Chapitre 2. Le traitement pénal des viols. Les affaires classées par le parquet.

« Nous allons pour cela exposer le fonctionnement du circuit pénal dans ses grandes lignes ainsi que quelques normes procédurales, sans chercher à expliquer de façon exhaustive un système extrêmement complexe et sans fournir aucun chiffre à ce stade ». Je souligne la clarté de l’exposé, des règles et principes de procédure pénale, des filières pénales, de la qualification, « la question de la qualification est un critère déterminant de l’orientation de l’affaire dans la chaîne pénale et des décisions des magistrats relatives aux personnes soupçonnées », des preuves et de l’intime conviction, du pouvoir souverain des magistrats, de la place du doute raisonnable, du principe du contradictoire, de la présomption d’innocence, de la symétrie dans les règles procédurales (mais qui est bien perçu comme une rupture d’équilibre pour celles qui ont subi une agression), du droit à la sécurité pour toustes et du droit qui garantit la sureté de la personne mise en cause, des orientations des affaires dans la chaine pénale, des données chiffrées (affaires non poursuivables, affaires poursuivables, classement pour inopportunité, procédure alternative, composition pénale, poursuites, tribunal correctionnel, juge d’instruction, juge des enfants, tribunal de police).
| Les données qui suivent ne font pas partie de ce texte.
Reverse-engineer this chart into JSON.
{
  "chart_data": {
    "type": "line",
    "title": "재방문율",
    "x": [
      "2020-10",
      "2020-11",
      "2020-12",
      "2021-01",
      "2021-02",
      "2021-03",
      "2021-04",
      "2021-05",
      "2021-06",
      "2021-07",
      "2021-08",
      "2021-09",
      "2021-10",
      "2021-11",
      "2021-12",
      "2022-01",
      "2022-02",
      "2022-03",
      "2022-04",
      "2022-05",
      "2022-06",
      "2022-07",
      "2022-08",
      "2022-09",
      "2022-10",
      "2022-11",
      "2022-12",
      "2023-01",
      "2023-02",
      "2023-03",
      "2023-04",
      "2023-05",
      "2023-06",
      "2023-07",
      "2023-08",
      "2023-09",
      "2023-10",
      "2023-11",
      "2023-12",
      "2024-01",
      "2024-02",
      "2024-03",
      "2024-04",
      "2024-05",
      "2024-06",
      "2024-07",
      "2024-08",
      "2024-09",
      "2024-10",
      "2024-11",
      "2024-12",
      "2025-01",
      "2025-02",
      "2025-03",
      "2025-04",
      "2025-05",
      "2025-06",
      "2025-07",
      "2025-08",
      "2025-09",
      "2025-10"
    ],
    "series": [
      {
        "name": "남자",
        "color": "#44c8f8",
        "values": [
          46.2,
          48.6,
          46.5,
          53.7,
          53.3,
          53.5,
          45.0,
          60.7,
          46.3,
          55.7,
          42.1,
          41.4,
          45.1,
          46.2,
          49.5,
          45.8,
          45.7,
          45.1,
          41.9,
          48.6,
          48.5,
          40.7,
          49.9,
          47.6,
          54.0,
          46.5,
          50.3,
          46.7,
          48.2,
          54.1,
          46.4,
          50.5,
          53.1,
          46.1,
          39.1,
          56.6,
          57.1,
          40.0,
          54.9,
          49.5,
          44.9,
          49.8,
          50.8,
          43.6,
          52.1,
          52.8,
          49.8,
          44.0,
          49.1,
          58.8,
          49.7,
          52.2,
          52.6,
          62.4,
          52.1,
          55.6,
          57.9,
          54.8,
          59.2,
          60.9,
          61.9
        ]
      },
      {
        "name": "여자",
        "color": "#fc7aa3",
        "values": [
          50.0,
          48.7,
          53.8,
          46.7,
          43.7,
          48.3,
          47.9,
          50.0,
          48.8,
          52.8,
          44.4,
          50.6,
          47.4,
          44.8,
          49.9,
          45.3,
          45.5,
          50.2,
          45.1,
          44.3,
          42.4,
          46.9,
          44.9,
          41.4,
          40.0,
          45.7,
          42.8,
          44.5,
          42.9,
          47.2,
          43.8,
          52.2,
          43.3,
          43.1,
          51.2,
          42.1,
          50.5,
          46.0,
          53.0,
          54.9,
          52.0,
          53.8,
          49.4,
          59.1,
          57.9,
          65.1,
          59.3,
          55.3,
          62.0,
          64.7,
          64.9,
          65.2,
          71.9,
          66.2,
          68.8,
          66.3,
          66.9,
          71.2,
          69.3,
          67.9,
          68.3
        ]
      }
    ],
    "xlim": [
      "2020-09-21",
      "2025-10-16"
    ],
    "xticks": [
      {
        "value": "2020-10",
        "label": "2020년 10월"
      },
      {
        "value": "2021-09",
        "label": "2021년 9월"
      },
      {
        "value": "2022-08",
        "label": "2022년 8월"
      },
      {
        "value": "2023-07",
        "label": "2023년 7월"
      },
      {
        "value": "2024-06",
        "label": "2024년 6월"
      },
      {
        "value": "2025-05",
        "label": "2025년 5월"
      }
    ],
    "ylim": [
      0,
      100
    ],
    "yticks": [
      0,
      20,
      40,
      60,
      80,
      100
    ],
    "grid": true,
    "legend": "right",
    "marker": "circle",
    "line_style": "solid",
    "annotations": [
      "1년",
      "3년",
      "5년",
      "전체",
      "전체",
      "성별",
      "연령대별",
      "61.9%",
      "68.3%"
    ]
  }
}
Véronique Le Goaziou analyse les décisions du parquet pour les affaires de viols, les différents motifs des classements sans suite, les dossiers judiciaire « sorte de miroir de la justice au travail » et leur limite « Pas plus que les résultats d’une enquête, il ne donne un accès direct à la réalité des violences sexuelles : il n’en est qu’une lecture possible », les termes de rédaction propres au récit judiciaire, les raisons des classements, « la plupart des affaires de viols sont classées pour des motifs qui ne disent en réalité pas grand-chose de l’affaire »…

Chapitre 3. La correctionnalisation des viols.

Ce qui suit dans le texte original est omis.